61. La bataille de Méra
1700 mots
Les causalités externes qui président à vos existences sont si complexes que vous leur avez donné un nom : le destin. Vous leur avez donné une identité, une personne. De ce que vous ne comprenez pas, vous faites un nouveau dieu.
Je suis ici pour vous dire qu'il n'y a pas de destin. Aucun chemin n'est tracé par avance. Tout ceux qui diront le contraire vous mentent.
Cela ne rendra pas vos existences plus faciles.
Kaldor, Principes
Othon avait toujours été la cinquième roue du carrosse. Il avait l'impression que personne ne voulait lui parler, ni l'écouter, ni même s'approcher de lui, par crainte qu'il se mette à discourir. Il ne savait pas communiquer, encore moins mener d'autres solains ou leur donner des ordres. Pire encore, il se trouvait toujours environné de personnes incapables de saisir ses difficultés personnelles, inconscientes de son embarras permanent, des obstacles auxquels il se confrontait en permanence.

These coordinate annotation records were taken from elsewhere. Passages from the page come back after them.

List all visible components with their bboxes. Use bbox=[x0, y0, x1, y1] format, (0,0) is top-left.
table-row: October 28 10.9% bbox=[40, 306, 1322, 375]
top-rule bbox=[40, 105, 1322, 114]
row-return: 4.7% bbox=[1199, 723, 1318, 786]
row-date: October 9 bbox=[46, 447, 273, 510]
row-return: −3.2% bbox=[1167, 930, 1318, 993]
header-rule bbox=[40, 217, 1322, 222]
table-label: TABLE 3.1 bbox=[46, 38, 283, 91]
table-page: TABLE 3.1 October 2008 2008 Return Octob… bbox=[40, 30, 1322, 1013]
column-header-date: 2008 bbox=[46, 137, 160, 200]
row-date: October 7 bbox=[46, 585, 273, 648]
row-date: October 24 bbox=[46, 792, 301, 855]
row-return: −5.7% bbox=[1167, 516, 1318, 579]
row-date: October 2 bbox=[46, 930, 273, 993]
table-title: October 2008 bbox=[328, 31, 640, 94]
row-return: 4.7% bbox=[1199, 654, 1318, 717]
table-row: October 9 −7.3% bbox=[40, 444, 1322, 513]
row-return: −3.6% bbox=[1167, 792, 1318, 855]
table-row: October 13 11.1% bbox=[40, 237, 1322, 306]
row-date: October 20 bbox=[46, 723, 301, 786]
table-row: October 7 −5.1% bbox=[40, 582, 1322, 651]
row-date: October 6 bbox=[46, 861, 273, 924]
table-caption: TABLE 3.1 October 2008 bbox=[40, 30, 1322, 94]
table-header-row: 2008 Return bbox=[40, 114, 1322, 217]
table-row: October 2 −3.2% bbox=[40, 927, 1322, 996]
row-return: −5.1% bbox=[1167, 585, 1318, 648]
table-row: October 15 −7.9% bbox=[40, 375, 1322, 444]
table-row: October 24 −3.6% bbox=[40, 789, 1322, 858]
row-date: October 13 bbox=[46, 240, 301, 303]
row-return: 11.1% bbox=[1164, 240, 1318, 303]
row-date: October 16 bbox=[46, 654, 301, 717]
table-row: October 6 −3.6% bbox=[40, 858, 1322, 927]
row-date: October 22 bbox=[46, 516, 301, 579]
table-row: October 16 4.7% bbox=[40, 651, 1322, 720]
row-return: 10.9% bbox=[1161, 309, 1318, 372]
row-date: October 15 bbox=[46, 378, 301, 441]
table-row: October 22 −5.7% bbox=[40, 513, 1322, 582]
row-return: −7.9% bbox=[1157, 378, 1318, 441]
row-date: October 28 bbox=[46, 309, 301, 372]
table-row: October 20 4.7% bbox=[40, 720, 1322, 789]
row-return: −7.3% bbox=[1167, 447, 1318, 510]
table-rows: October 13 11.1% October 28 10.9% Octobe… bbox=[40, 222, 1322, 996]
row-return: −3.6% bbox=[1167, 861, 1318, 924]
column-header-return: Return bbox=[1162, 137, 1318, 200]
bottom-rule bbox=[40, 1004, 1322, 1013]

À Khar, Othon ne se sentait pas bien.
Il lui semblait que les solains avaient été préparés en amont à la destruction de leur monde par les Sermanéens et qu'ils avaient intériorisé une forme de nihilisme. Bien sûr, qu'il vînt à aborder la question, et tout le monde lui reprocherait son propre pessimisme ; en des termes si bien choisis qu'ils donnaient l'impression d'avoir été préparés à l'avance, ou repris d'un prédicateur payé au bon mot.
Paradoxalement, se confronter aux démons mineurs des Confins lui avait apporté une certaine confiance. Il découvrait que personne ne disposait d'une science supérieure, que les maîtres d'Arcs de Téralis ne faisaient que se battre, un jour après l'autre, et raccommoder leurs chaussures trouées avec des bouts de toile. Nul n'avait de grande vision d'ensemble, de plan pour le sauvetage du monde. Pas même Seryn.
En peu de mots, Othon découvrait qu'il n'était pas un moins bon maître d'Arcs que quiconque, qu'il n'était pas moins à sa place que quiconque. Personne ne le critiquait plus, car personne ne se préoccupait plus de lui.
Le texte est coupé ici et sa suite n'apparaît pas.